PrintNo Churn Coconut Ice Cream
A creamy, tropical delight made with just four simple ingredients—this no-churn coconut ice cream is the perfect dessert for summer days or whenever you’re craving a taste of the tropics. No ice cream maker? No problem! This recipe is beginner-friendly and comes together in minutes before freezing into a luscious, scoopable treat.
- Prep Time: 10 minutes
- Cook Time: N/A
- Total Time: 6 hours 10 minutes (includes freezing time)
- Yield: 6 1x
- Category: Dessert
- Cuisine: Tropical
Ingredients
- 2 cups heavy whipping cream (cold)
- 1 can (13–14 oz) cream of coconut (not coconut cream)
- 1 teaspoon vanilla extract
- 1 teaspoon salt
Instructions
- Whip the Cream: In a medium mixing bowl, beat the cold heavy whipping cream with a hand or stand mixer on medium-high speed until stiff peaks form. Be careful not to over-whip.
- Fold in Coconut Mixture: Gently fold in the cream of coconut, vanilla extract, and salt using a spatula. Mix until just combined, being careful not to deflate the whipped cream.
- Freeze: Pour the mixture into a 9×5 loaf pan or any freezer-safe container. Smooth the top with a spatula and cover tightly with plastic wrap or foil. Freeze for at least 6 hours or overnight.
- Serve: Let the ice cream sit at room temperature for 5–10 minutes before scooping for easier serving. Garnish with shredded or toasted coconut if desired.
Notes
Serving Suggestions:
- Serve in bowls, cones, or even hollowed-out coconut shells for a fun presentation.
- Pair with fresh tropical fruits like mango or pineapple for an extra burst of flavor.
Tips & Tricks:
- Use cold heavy whipping cream straight from the fridge for the best results when whipping.

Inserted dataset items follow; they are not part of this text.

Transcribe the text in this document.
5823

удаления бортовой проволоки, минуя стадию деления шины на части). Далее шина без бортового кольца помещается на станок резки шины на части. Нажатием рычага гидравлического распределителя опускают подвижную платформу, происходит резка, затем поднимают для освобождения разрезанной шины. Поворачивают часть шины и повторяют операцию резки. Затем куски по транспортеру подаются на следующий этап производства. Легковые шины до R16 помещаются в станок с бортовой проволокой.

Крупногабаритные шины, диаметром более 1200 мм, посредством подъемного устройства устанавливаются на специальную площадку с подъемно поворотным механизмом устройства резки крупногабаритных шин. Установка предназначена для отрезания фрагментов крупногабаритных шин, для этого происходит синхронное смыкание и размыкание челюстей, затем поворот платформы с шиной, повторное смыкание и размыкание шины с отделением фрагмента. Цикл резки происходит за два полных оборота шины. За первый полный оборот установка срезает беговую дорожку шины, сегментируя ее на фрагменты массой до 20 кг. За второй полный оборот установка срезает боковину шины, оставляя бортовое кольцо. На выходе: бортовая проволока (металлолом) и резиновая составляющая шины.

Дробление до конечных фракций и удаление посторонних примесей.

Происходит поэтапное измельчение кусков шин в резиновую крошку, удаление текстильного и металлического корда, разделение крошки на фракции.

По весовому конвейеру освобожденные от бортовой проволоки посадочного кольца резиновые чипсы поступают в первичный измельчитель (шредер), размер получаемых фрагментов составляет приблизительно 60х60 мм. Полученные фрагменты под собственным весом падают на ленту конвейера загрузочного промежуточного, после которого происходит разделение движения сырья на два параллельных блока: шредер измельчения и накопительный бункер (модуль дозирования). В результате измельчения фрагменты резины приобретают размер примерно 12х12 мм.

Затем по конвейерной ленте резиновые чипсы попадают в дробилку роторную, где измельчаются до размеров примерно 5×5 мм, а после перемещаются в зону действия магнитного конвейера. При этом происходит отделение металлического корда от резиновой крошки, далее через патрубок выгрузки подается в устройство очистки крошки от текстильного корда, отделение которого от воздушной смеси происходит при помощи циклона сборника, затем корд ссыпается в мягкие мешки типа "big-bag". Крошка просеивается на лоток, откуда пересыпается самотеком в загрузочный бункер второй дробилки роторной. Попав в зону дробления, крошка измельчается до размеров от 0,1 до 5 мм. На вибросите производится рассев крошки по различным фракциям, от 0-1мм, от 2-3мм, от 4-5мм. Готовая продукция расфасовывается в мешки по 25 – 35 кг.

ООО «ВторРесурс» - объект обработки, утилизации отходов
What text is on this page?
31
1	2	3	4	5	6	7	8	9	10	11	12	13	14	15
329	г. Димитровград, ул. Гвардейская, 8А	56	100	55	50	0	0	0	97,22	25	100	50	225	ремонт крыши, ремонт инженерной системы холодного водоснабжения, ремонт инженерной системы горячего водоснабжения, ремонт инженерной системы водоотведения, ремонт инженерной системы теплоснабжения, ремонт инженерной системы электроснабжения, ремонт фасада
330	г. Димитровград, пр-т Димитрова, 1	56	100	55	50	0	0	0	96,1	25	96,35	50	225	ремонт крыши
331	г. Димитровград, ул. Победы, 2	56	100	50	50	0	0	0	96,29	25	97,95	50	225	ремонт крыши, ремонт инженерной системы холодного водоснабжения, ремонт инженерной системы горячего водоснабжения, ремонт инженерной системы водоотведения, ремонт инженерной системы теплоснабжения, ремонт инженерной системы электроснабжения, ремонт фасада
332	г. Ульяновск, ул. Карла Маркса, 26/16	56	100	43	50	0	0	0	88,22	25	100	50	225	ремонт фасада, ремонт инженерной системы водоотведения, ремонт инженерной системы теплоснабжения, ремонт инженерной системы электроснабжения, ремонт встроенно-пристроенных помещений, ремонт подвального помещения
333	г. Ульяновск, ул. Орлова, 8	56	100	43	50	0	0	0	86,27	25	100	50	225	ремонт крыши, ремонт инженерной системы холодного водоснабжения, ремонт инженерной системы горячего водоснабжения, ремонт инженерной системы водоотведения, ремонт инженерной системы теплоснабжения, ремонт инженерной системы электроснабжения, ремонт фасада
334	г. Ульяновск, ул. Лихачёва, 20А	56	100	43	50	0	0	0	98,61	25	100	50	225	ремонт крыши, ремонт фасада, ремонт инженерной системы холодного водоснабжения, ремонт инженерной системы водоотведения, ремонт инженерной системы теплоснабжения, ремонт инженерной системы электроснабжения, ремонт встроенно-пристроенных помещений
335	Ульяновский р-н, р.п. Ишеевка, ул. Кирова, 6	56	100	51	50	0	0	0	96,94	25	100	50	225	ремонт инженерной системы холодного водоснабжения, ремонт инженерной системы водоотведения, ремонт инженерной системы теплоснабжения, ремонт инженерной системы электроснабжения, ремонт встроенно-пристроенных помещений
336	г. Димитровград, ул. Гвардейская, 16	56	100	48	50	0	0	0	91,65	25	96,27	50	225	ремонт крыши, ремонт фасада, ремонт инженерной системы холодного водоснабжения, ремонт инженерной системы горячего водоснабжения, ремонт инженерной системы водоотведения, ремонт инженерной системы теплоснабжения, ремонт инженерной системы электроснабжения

- If your cream of coconut has solidified, run the can under warm water and stir until smooth before using.
- Be sure to use cream of coconut (sweetened) instead of unsweetened coconut cream to ensure your ice cream is sweet enough.
Storage Instructions:
- Store leftover ice cream in an airtight container in the freezer for up to 1 week. Press plastic wrap directly onto the surface to prevent freezer burn.
- Let frozen ice cream soften at room temperature for 5–10 minutes before scooping.